TIP: Click on subject to list as thread! ANSI
echo: english_tutor
to: ANTON SHEPELEV
from: ARDITH HINTON
date: 2020-06-08 23:33:00
subject: Tenses... 1.

Hi, Anton!  Recently you wrote in a message to Ardith Hinton:

AH>  I could have written "... none of which has [blah blah]
AH>  but all of which we are still using."  Although it would
AH>  have made a nicer parallelism I felt it might be
AH>  unnecessarily wordy.

AS>  Indeed. The amendment I had in mind (but withheld) was
AS>  the following:  "none with magic(k)al powers, but all
AS>  of them still in use".


          I consider it a reasonable alternative....  :-)



AS>  My other misdoublt about it (withheld, too) was that "but"
AS>  does not seem to introduce any kind of contradtion! On the
AS>  other hand, magical items, being rarer, are likely to be
AS>  used longer.


          The latter is +/- what I had in mind.  Once I am dead & gone my heirs
& executors may not see any further need to keep various household items.  If I
owned a magic ring they might feel differently about it.  But if I'd never told
them this ring had magical powers, or if they preferred to believe the old lady
was delusional, you might see it offerred for sale as "antique jewellery".  ;-)



AH>  As a native speaker I depend heavily on my Russian modem
AH>  buddies & foreign language textbooks to identify the names
AH>  of verb tenses.

AS>  I think the terminology is largely the same in English
AS>  Grammars written in English, by the English, and for the
AS>  English.


          Exactly.  One of the reasons I like traditional grammar is that I can
communicate with people of all ages... from all over the world... knowing their
dictionaries & grammar books will employ +/- the same terminology mine do.  :-)



AH>  In general the present tense would work too, but in this
AH>  example I figure it would change the emphasis as well as
AH>  the rhythm I had in mind.  :-)

AS>  If I grasp this distinction corretly, then I should say
AS>  that a busy and professional photographer may say: "I am
AS>  using a Horizon camera,"


          Such a person might say "I am using [blah blah], as we speak... but I
use different equipment under different conditions."  :-)
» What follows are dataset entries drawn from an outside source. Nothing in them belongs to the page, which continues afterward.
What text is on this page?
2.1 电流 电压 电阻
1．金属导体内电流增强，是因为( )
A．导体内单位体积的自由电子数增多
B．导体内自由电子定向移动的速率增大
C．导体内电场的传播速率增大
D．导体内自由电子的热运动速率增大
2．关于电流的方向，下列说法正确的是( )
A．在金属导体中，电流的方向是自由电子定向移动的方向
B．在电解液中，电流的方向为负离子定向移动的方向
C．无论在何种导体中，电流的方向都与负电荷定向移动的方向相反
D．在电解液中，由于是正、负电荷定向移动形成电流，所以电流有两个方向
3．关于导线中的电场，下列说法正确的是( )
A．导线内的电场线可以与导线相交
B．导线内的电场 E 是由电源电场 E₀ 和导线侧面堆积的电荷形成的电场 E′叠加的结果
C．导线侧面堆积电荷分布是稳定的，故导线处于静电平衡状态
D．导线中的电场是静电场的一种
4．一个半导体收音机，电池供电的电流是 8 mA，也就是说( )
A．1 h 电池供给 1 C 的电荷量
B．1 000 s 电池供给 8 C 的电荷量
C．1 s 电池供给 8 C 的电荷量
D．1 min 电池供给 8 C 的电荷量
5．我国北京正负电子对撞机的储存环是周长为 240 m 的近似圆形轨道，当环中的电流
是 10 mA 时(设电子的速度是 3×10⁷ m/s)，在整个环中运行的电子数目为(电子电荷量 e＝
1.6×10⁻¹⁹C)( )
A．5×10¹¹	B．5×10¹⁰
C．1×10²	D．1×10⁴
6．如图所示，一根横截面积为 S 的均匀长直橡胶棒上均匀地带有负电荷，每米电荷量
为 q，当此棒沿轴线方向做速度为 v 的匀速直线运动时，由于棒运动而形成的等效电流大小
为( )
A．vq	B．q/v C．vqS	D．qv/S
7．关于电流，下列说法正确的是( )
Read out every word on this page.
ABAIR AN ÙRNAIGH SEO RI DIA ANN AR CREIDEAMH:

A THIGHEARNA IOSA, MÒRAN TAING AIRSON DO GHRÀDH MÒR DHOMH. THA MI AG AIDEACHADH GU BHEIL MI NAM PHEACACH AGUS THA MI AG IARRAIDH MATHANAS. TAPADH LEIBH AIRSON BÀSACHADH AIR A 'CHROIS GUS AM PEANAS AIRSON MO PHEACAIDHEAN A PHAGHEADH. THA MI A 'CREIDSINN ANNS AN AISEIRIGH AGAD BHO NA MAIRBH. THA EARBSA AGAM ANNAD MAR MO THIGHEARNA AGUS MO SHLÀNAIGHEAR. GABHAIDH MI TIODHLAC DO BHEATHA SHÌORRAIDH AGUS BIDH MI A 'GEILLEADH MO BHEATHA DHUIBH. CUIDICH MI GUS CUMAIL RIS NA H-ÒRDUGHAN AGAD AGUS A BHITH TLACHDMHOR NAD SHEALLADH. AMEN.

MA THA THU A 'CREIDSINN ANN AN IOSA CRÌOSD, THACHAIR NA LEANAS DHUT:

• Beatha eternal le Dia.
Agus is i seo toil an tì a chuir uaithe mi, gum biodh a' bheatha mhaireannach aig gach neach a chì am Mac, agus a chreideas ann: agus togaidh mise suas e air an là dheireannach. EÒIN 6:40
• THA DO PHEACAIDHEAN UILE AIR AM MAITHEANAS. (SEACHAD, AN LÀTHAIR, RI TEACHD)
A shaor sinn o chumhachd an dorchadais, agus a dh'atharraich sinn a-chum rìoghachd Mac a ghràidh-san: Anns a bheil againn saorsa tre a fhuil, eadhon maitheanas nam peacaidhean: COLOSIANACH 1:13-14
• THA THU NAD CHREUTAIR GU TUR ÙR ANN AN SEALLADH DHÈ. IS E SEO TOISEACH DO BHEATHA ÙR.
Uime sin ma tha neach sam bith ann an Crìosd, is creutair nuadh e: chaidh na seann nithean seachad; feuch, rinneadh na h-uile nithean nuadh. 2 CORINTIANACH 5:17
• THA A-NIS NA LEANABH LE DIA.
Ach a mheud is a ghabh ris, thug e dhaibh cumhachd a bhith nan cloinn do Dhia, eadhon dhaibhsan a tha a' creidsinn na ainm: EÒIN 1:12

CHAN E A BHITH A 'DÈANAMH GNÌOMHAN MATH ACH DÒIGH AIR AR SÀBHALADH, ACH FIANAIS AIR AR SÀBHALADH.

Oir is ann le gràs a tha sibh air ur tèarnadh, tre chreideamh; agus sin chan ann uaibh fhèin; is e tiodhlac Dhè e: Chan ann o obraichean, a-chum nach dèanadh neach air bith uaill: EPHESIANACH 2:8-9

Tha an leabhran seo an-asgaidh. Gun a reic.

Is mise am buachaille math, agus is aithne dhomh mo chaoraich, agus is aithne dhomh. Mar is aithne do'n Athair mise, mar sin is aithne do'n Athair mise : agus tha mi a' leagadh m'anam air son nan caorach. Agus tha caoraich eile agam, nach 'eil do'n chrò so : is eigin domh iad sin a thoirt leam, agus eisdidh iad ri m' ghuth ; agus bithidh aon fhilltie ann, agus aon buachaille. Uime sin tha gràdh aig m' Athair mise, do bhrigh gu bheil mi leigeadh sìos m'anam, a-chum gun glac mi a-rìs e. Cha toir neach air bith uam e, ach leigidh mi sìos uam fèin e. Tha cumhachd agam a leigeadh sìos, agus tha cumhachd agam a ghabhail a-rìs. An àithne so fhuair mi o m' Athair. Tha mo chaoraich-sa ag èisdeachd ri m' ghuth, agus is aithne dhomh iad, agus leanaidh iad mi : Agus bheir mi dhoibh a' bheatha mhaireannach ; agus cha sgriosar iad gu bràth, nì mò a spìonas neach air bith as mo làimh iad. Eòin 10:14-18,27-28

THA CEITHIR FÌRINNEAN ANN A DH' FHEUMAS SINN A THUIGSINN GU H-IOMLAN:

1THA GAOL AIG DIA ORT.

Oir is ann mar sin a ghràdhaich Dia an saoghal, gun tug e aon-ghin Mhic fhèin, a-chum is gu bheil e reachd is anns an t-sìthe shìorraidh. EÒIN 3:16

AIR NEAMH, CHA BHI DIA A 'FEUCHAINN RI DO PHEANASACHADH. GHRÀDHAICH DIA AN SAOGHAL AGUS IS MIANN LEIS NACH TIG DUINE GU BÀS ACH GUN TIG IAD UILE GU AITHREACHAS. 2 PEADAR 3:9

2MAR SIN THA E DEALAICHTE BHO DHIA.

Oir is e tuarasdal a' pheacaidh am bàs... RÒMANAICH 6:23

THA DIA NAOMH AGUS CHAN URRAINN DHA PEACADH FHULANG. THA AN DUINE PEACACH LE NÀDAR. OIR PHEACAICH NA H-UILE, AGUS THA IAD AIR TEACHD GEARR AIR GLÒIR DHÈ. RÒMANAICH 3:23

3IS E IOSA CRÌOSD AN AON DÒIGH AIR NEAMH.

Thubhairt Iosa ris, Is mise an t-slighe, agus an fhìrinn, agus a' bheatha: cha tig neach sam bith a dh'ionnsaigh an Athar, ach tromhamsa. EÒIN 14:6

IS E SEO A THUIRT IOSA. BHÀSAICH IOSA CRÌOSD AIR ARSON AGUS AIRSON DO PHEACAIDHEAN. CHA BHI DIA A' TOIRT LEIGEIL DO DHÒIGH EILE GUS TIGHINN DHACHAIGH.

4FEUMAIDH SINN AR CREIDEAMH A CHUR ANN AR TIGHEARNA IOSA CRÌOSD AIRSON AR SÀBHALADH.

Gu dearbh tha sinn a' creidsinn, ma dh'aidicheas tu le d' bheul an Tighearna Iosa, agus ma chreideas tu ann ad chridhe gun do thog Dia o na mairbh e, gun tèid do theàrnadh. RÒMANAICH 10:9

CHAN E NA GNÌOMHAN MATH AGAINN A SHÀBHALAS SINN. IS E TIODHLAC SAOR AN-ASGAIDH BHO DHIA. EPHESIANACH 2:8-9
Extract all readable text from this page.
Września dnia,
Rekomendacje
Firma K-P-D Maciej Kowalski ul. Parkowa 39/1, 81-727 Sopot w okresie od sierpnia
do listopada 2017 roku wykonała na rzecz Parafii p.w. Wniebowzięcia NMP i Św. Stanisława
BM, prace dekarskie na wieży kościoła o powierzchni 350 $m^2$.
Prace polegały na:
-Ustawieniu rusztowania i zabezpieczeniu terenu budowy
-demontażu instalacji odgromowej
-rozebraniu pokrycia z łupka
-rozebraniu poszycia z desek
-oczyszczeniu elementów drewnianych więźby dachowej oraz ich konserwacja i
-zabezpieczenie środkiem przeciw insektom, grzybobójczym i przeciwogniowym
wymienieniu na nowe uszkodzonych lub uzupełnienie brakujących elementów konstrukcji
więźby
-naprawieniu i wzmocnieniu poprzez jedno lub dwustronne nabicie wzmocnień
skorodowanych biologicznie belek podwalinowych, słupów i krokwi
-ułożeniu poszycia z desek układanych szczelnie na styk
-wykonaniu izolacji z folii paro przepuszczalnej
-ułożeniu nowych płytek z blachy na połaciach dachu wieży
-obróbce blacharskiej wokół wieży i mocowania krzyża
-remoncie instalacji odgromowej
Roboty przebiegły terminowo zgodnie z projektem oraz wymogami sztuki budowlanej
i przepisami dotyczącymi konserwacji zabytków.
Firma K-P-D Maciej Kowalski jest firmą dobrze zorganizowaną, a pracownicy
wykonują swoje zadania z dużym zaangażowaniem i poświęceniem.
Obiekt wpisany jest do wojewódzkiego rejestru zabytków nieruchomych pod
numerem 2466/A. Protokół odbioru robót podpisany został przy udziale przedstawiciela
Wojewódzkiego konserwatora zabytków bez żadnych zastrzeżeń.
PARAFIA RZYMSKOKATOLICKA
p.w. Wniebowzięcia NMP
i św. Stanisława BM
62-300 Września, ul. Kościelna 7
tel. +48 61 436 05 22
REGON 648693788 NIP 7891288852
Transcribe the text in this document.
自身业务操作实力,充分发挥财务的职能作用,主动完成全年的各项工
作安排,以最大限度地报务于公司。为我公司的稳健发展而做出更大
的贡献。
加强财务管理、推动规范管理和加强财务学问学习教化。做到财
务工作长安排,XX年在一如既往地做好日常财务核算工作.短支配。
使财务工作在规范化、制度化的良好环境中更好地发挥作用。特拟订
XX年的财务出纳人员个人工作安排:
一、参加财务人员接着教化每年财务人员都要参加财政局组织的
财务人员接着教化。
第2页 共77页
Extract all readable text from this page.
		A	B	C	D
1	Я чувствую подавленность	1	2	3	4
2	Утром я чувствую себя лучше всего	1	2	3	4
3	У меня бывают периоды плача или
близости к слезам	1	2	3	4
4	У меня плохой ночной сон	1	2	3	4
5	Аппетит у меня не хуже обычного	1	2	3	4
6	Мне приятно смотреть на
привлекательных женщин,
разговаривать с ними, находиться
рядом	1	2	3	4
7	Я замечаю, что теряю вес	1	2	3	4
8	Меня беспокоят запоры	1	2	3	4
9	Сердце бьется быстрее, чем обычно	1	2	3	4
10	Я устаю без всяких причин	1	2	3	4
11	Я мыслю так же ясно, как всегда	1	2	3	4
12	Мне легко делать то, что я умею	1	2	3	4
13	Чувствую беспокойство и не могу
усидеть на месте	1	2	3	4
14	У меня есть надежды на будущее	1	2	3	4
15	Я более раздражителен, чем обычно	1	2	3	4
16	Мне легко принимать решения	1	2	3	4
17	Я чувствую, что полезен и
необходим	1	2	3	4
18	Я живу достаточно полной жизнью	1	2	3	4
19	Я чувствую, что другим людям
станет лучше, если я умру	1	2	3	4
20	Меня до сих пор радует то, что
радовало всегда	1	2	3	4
AS>  whereas a time-to-time amateur like me who shoots several
AS>  film rolls a season may say: "I use a Horizon camera"?


          If that is the only camera you have, yes.  Although I continue to use
the cutlery I inherited from various people I have other cutlery as well... and
I won't bore you by explaining in detail which item I use for which purpose(s).



AS>  That the sound of your original version is better is "fixed
AS>  with the golden nails to the walls of inevitable necessity".


          "Necessity is the mother of invention", or so I am told.  While I can
hardly compare myself to Mozart I can see now why I understood intuitively what
he meant when I did sight reading.  It simply wouldn't work any other way.  Yet
my writing area, like Beethoven's manuscripts, is littered with revisions.  :-Q



AH>  If I knew he'd reverted but my brain slipped a cog, I
AH>  might say "I forgot he'd been vegetarian as an impecunious
AH>  student but modified his stance after he began doing hard
AH>  physical work in the construction industry....  :-)

AS>  Your extrapolation has given new life to my example, but I
AS>  see no cogs slipping...


          Upon reading your reply I see I forgot the end quotation marks there.
Even English teachers make misteaks, but I appreciate the compliment... [grin].